Hopefully this scores me some points


It was time to mix it up a little bit and build a bike for a normal-sized human being.  This one is going to my novia and it's her first road bike.  If the speed with which she tears around town on her beat up track bike is any indication, she's going to be fast as hell on this one.

I'm quite fond of doing the low-rise fastback seatstays, I might try and sneak this style onto as many of my road bikes as I can.

Friday, October 22, 2010

Submitted for your approval




Keeping this one for myself.  I don't own a shop scale, but this one feels way light for how much bike it is. 

Monday, October 18, 2010

Things are happening

Started this today, the first bike being done in the new shop and with my new welder, a 29er with a mix of Columbus, Dedacciai and True Temper .  The machine is working great and the shop's perfect when the roof's not leaking right above boxes of tubing.

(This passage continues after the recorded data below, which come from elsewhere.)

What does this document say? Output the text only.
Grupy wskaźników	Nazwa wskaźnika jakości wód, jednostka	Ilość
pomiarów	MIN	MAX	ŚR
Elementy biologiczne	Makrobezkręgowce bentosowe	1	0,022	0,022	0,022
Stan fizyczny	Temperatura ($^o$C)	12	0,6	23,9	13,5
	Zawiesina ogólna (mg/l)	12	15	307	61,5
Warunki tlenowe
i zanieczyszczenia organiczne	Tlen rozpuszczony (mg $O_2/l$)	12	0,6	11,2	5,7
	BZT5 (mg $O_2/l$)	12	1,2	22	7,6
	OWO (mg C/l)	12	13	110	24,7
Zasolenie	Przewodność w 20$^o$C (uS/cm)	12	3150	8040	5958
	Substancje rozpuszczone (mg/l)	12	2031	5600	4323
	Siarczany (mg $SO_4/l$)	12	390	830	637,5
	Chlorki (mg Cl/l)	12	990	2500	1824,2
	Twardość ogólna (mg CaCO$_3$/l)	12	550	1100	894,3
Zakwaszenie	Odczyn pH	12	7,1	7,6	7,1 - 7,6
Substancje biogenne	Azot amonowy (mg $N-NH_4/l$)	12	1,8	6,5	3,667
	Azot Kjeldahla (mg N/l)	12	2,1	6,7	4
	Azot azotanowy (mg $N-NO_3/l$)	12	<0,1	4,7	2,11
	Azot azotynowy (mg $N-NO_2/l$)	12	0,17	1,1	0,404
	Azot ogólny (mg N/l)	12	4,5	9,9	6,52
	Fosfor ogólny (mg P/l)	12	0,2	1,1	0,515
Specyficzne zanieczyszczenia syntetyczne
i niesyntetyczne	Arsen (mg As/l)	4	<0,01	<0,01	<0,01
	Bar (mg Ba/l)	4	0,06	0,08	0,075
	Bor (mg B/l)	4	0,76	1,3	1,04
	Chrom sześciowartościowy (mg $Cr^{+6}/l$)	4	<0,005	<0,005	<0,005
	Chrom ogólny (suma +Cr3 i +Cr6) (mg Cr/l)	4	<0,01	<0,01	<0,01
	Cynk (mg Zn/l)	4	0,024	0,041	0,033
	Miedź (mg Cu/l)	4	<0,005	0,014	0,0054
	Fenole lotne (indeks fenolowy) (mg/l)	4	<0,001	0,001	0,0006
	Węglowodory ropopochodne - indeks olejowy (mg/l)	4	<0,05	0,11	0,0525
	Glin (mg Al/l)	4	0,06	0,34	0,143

I want to build more TIG mountain bikes, but everyone seems to be talking lugged road bikes.  I have another set of tubes here that would be perfect for a racey 29er.  Email me if a MTB be what ye seek and I can probably build you one for a really good price.





Thursday, October 14, 2010

New shop and an old-school fork

The lack of updates around here over the last few weeks is no reflection of the amount of energy that has been going into Shawver Cycles.  The whole shop has been transplanted down to South San Francisco and the process of turning my garage hobby into a business is a bit more complicated than I would have assumed, but all of that junk is starting to wrap-up and I am beginning to be able to concentrate on building bikes again.



Today I did the clean-up work on this MTB fork.  Well, I call it a MTB fork because the crown is Kirk Pacenti's version of the old Grant Peterson-designed Bridgestone lugged mountain fork that the MB-1 had before they went unicrown, but this one is actually going on a cyclocross bike.  I brazed it together almost three weeks ago but today was my first chance to throw it in the vise and finish the thing.  It looks like I didn't do much to it, but these crowns are actually cast with a big flat section (to make it easier to drill for a fender or maybe just ease of casting?  I can't imagine using a caliper brake on one of these) right in the center that throws off the graceful curved lines, so it had to be filed off.  I'd like to build with this crown again, so if your vintage mountain bike needs a replacement fork send me an email and let me put one together for you.